Nau mai, haere mai, welcome to eyeCONTACT, a forum built to encourage art reviews and critical discussion about the visual culture of Aotearoa New Zealand. I'm John Hurrell its editor, a New Zealand writer, artist and curator. While Creative New Zealand and other supporters are generously paying me and other contributors to review exhibitions over the following year, all expressed opinions are entirely our own.

Sunday, December 6, 2009

Summer on the Lorne








Summer Group Show
Antoinette Godkin
2 December 2009 – 31 January 2010

Nine artists connected to the Antoinette Godkin gallery present old and new work to be perused over the Christmas holidays. No prints or photography, mainly abstract paintings and drawing.

While the Godkin regulars here do provide excellent contributions, there are few surprises. Andre Hemer has a characteristic predominantly yellow and red canvas laden with vigorous computer-stored gestures and negative slashes, while Miranda Parkes has one of her large, striped, voluminous canvases - plus two small paintings with glued on paint fragments. Though they have been shown before, Esther Leigh has some superbly elegant milky/pink works of translucent film and ink on reflective mirror.

The startling revelations (for me) come from paintings, such as the predominantly blue, shimmering abstraction by Sue Novell, based on a landscape photograph processed digitally. It generates open abstract forms packed with wiggling wormlike strokes. These teeming pockets of energy seem connected to Pat Hanly’s ‘Molecular’ paintings of the seventies inspired by Blake, Huxley and lysergic acid.

Andy Tolhurst has two wonderfully pristine vinyl ‘paintings’ as well, crisp geometric compositions related to Matt Mulligan or Peter Halley. One is based on a squashed Lion Beer label found on the footpath. Its red, grey, black, white and yellow colours have been applied to a squared-off Gordon Walters-like ‘koru’ structure with the panel’s vertical proportions divided into thirds and then sixths. The other work is an elegant arrangement of carefully selected squared signs taken off Japanese noodle packets and placed onto a silvery field.

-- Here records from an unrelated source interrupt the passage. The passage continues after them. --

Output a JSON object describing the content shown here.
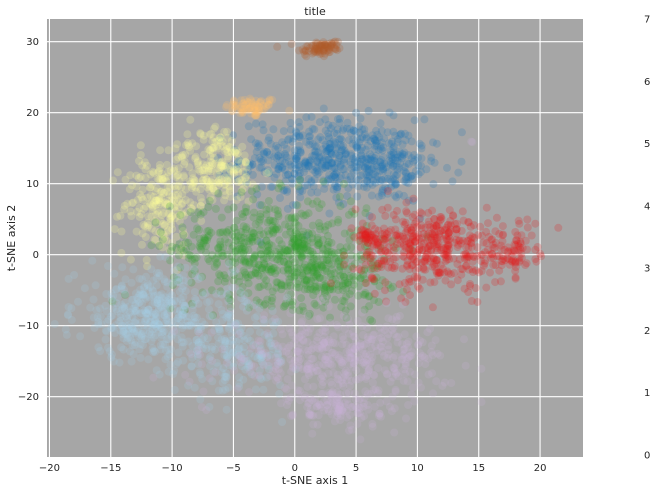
{
  "chart_data": {
    "type": "scatter",
    "title": "title",
    "xlabel": "t-SNE axis 1",
    "ylabel": "t-SNE axis 2",
    "xlim": [
      -20.2,
      23.5
    ],
    "ylim": [
      -28.5,
      33.2
    ],
    "xticks": [
      -20,
      -15,
      -10,
      -5,
      0,
      5,
      10,
      15,
      20
    ],
    "yticks": [
      -20,
      -10,
      0,
      10,
      20,
      30
    ],
    "xtick_labels": [
      "−20",
      "−15",
      "−10",
      "−5",
      "0",
      "5",
      "10",
      "15",
      "20"
    ],
    "ytick_labels": [
      "−20",
      "−10",
      "0",
      "10",
      "20",
      "30"
    ],
    "grid": true,
    "background": "#a6a6a6",
    "point_opacity": 0.22,
    "colorbar": {
      "min": 0,
      "max": 7,
      "tick_labels": [
        "0",
        "1",
        "2",
        "3",
        "4",
        "5",
        "6",
        "7"
      ],
      "colors": [
        "#a6cee3",
        "#1f78b4",
        "#b2df8a",
        "#33a02c",
        "#fb9a99",
        "#e31a1c",
        "#fdbf6f",
        "#ff7f00",
        "#cab2d6",
        "#6a3d9a",
        "#ffff99",
        "#b15928"
      ],
      "opacity": 0.35
    },
    "series": [
      {
        "color": "#fdbf6f",
        "clusters": [
          {
            "cx": -3.5,
            "cy": 20.8,
            "sx": 1.1,
            "sy": 0.7,
            "n": 70
          }
        ]
      },
      {
        "color": "#b15928",
        "clusters": [
          {
            "cx": 1.8,
            "cy": 29.0,
            "sx": 0.8,
            "sy": 0.6,
            "n": 60
          },
          {
            "cx": 3.0,
            "cy": 29.5,
            "sx": 0.6,
            "sy": 0.4,
            "n": 20
          }
        ]
      },
      {
        "color": "#1f78b4",
        "clusters": [
          {
            "cx": 2.8,
            "cy": 13.5,
            "sx": 3.6,
            "sy": 2.8,
            "n": 480
          },
          {
            "cx": 7.5,
            "cy": 12.0,
            "sx": 2.0,
            "sy": 2.3,
            "n": 120
          }
        ]
      },
      {
        "color": "#ffff99",
        "clusters": [
          {
            "cx": -11.0,
            "cy": 7.0,
            "sx": 1.5,
            "sy": 3.5,
            "n": 190
          },
          {
            "cx": -6.5,
            "cy": 12.0,
            "sx": 1.9,
            "sy": 2.4,
            "n": 190
          }
        ]
      },
      {
        "color": "#33a02c",
        "clusters": [
          {
            "cx": -2.0,
            "cy": 1.0,
            "sx": 4.0,
            "sy": 3.6,
            "n": 520
          },
          {
            "cx": 2.5,
            "cy": -3.0,
            "sx": 2.5,
            "sy": 2.5,
            "n": 200
          }
        ]
      },
      {
        "color": "#e31a1c",
        "clusters": [
          {
            "cx": 11.0,
            "cy": 1.0,
            "sx": 3.0,
            "sy": 2.9,
            "n": 430
          },
          {
            "cx": 17.5,
            "cy": 0.3,
            "sx": 1.1,
            "sy": 1.6,
            "n": 80
          },
          {
            "cx": 6.0,
            "cy": 2.5,
            "sx": 0.9,
            "sy": 0.8,
            "n": 40
          }
        ]
      },
      {
        "color": "#a6cee3",
        "clusters": [
          {
            "cx": -11.5,
            "cy": -8.5,
            "sx": 3.2,
            "sy": 3.2,
            "n": 420
          },
          {
            "cx": -5.0,
            "cy": -14.0,
            "sx": 2.4,
            "sy": 2.8,
            "n": 190
          }
        ]
      },
      {
        "color": "#cab2d6",
        "clusters": [
          {
            "cx": 3.5,
            "cy": -14.5,
            "sx": 4.5,
            "sy": 3.0,
            "n": 440
          },
          {
            "cx": 4.0,
            "cy": -21.5,
            "sx": 2.0,
            "sy": 1.4,
            "n": 110
          }
        ]
      },
      {
        "color": "#ffff99",
        "clusters": [
          {
            "cx": -6.5,
            "cy": 17.0,
            "sx": 0.5,
            "sy": 0.5,
            "n": 12
          }
        ]
      },
      {
        "color": "#cab2d6",
        "clusters": [
          {
            "cx": 14.5,
            "cy": 15.8,
            "sx": 0.2,
            "sy": 0.2,
            "n": 2
          }
        ]
      }
    ]
  }
}
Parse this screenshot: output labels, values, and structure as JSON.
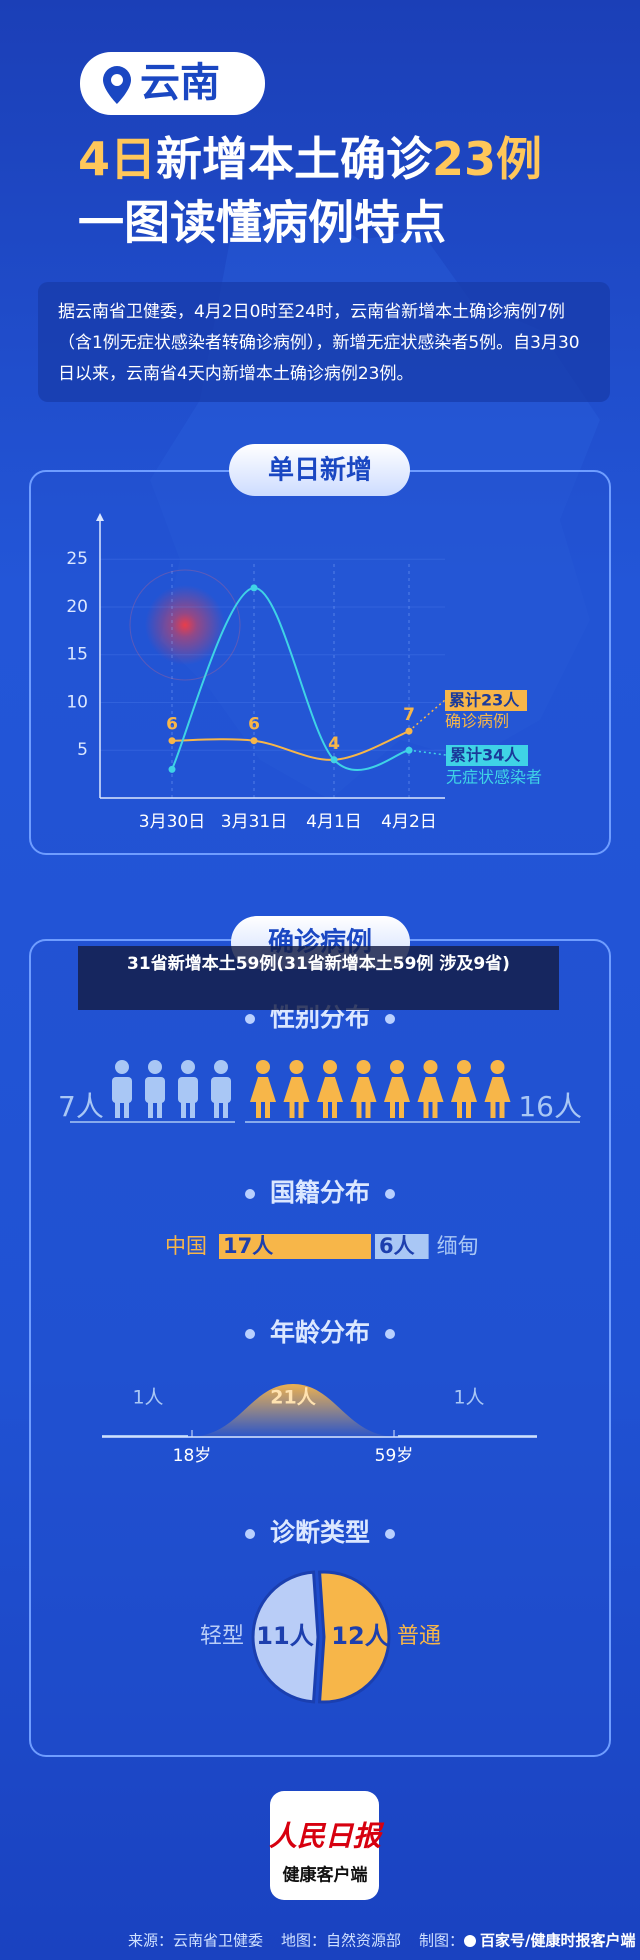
{
  "header": {
    "location": "云南",
    "title_parts": [
      "4日",
      "新增本土确诊",
      "23例"
    ],
    "subtitle": "一图读懂病例特点"
  },
  "intro": "据云南省卫健委，4月2日0时至24时，云南省新增本土确诊病例7例（含1例无症状感染者转确诊病例），新增无症状感染者5例。自3月30日以来，云南省4天内新增本土确诊病例23例。",
  "daily": {
    "title": "单日新增"
  },
  "chart_data": {
    "type": "line",
    "categories": [
      "3月30日",
      "3月31日",
      "4月1日",
      "4月2日"
    ],
    "series": [
      {
        "name": "确诊病例",
        "color": "#f7b649",
        "values": [
          6,
          6,
          4,
          7
        ],
        "total_label": "累计23人"
      },
      {
        "name": "无症状感染者",
        "color": "#3fd3e6",
        "values": [
          3,
          22,
          4,
          5
        ],
        "total_label": "累计34人"
      }
    ],
    "ylim": [
      0,
      29
    ],
    "yticks": [
      5,
      10,
      15,
      20,
      25
    ],
    "grid": true
  },
  "overlay_caption": "31省新增本土59例(31省新增本土59例 涉及9省)",
  "cases": {
    "title": "确诊病例",
    "gender": {
      "title": "性别分布",
      "male": {
        "value": 7,
        "label": "7人",
        "color": "#a9c7f5"
      },
      "female": {
        "value": 16,
        "label": "16人",
        "color": "#f7b649"
      }
    },
    "nationality": {
      "title": "国籍分布",
      "items": [
        {
          "name": "中国",
          "value": 17,
          "label": "17人",
          "color": "#f7b649"
        },
        {
          "name": "缅甸",
          "value": 6,
          "label": "6人",
          "color": "#a9c7f5"
        }
      ]
    },
    "age": {
      "title": "年龄分布",
      "bounds": [
        "18岁",
        "59岁"
      ],
      "groups": [
        {
          "value": 1,
          "label": "1人"
        },
        {
          "value": 21,
          "label": "21人"
        },
        {
          "value": 1,
          "label": "1人"
        }
      ]
    },
    "diagnosis": {
      "title": "诊断类型",
      "items": [
        {
          "name": "轻型",
          "value": 11,
          "label": "11人",
          "color": "#b9cdf7"
        },
        {
          "name": "普通",
          "value": 12,
          "label": "12人",
          "color": "#f7b649"
        }
      ]
    }
  },
  "footer": {
    "logo": "人民日报",
    "logo_sub": "健康客户端",
    "source": [
      "来源：云南省卫健委",
      "地图：自然资源部",
      "制图："
    ],
    "watermark": "百家号/健康时报客户端"
  }
}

James R. Ford presents four mono-coloured rectangular jigsaws, under glass with thick black frames. They use colour from colour printing (demonstrating what is termed ‘subtractive’ for the mixing of absorbed light) to reference the three primaries (cyan, magenta and yellow) and the result of their mixing (black). There is a strange humour implied by the interlocking jigsaw pieces because these separate colour units would work only by juxtaposition. This would inevitably result in grey (not the commonly expected secondary hues that come from overlaying and transparency). Perversely, the proportions are those of landscape painting (a different principle again from mixing light ['additive' from reflected colour] and printing with separated primaries).

Ford’s use of jigsaw modules has links with the drawings of Carol Fletcher who repeats tracings of details from discarded wrappers or her own drawings, to construct gridded rectangles with rows of repeated units. These she covers with liquid wax.

Whilst there is a certain droll humour in making faint pencil drawings out of rubbish, that reference industrial mechanization and artists like Warhol, the stacked images seem too understated to me, and not obsessive enough. They need to be more extreme, to be in their thousands, not just under a hundred.

Matthew Dowman makes more convincing works with tone rather than colour in my view, especially with his complicated swirling nets of stencilled and airbrushed black and white lines, overlaid with toothbrush-flicked fine mists. They create considerable impact with their different points of density and clashing directional alignments; so that whilst almost chaotic, they still retain order and invite mental immersion.

Helen Calder’s painting/sculpture of a peeled-off, blue, acrylic/enamel hide hanging off a short rail doesn’t have the impact of the works in her recent City Art Rooms show. The pleasure found in her painting is in the striated, pitted textures of the surface and its edges, so when that skin is repeatedly folded over those chances for scrutiny disappear. A wide fleece then becomes a narrow towel or floppy shower mat in a hotel bathroom, and while such humour about painting’s social after-effects might be intended, I suspect not. The ambiguous, possibly utilitarian function of the portable and very rubbery ‘painta-derm’ in an architectural setting is not really anticipated as a question.

Images of works by Andre Hemer, Sue Novell, Andy Tolhurst (2), Matthew Dowman (2), and Helen Calder alongside James R.Ford. In descending order.